Feb. 26, 2013, Ottawa, ON - An expert panel convened by the Council of Canadian Academies has found that water and land resources in Canada can be more sustainably managed by developing forward-thinking policies and effective land and water management strategies, adopting effective governance mechanisms, and harnessing technological advancements.

The agricultural sector is an important contributor to Canada's prosperity and well-being. In 2011, primary agriculture alone produced $51.1 billion in gross farm receipts. It also plays a vital role in the food sector which is linked to nearly $100 billion per year in economic activity and approximately 1 in 7.5 Canadian jobs. As the world's population grows, so does the demand for food. Rising incomes are causing a shift in global patterns of food consumption towards higher-value forms of agricultural production. There is also increased demand for non-food agricultural products such as biofuels and natural fibres.

According to Dr. Howard Wheater, chair of the Council's expert panel, agriculture and water "provide us with our most basic needs, and are intimately connected.

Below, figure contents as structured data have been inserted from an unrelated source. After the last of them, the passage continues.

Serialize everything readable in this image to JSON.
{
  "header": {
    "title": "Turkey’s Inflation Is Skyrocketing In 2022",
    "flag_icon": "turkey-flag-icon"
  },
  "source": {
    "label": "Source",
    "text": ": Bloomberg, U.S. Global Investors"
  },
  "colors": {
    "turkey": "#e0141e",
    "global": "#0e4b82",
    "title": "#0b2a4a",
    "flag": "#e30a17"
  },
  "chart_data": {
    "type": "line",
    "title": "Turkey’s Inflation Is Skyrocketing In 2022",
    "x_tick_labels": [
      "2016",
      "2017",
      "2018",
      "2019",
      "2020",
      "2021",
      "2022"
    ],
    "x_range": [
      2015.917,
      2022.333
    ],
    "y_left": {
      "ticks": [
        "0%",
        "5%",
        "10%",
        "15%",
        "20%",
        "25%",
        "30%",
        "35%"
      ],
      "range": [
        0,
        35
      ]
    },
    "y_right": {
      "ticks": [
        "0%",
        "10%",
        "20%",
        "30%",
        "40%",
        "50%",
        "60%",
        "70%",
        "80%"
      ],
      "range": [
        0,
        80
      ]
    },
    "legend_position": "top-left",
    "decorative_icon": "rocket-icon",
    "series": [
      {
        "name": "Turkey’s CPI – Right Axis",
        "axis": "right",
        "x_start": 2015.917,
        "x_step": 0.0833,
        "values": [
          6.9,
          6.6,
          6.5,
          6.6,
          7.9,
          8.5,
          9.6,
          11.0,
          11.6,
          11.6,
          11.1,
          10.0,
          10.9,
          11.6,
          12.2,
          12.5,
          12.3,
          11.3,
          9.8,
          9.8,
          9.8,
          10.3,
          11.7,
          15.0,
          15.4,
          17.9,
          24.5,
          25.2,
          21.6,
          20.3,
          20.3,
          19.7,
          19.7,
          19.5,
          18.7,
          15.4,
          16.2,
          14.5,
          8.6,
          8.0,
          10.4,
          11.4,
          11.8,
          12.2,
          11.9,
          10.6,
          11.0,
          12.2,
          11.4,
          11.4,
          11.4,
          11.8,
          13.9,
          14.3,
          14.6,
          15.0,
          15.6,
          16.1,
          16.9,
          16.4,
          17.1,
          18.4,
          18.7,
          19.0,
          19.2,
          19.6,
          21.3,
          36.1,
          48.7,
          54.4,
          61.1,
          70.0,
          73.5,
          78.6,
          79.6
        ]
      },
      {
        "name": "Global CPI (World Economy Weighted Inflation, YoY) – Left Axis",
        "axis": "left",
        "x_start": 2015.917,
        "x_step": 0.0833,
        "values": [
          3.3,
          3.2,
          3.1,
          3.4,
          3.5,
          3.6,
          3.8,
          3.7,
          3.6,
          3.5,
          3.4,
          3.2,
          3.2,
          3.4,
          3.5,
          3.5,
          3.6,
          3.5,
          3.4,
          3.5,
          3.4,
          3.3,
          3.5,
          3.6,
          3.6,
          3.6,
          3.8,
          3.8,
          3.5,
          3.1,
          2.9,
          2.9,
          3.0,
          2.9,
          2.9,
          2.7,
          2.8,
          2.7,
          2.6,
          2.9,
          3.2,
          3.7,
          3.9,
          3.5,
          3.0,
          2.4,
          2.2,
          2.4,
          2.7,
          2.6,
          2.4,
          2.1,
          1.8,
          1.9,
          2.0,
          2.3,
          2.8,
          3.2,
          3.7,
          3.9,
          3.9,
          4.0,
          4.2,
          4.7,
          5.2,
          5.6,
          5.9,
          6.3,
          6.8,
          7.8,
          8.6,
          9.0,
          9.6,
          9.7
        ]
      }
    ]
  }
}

"While most farmers are their own water managers, using rain and snow for crop production, irrigation and livestock farming are major water consumers and face increasing competition from other water uses," says Wheater. "Agriculture has changed much of our land area and can affect the water environment in many ways. It also faces major challenges due to the uncertain impact of climate variability, including floods and droughts, and climate change.

He added the Council's panel "explored these issues in great detail and our report lays out five practical areas where additional science and action can contribute to better sustainable management of water in agriculture."

Additional science is needed regarding:

  • The risks and uncertainties of market conditions, competition for land and water resources, and climate change.
  • Improved monitoring, modelling and forecasting to facilitate adaptive management.
  • The interaction between land management and water resources - including assessment of beneficial management practices (BMPs), conservation agriculture, and ecosystem services approaches.
  • Promising farm-scale technologies that could contribute to efficient water use, reduced environmental impacts, and sound investment decisions.
  • Governance structures, valuation techniques, economic incentives, and knowledge transfer strategies that would help to facilitate better management decisions and uptake of sustainable practices.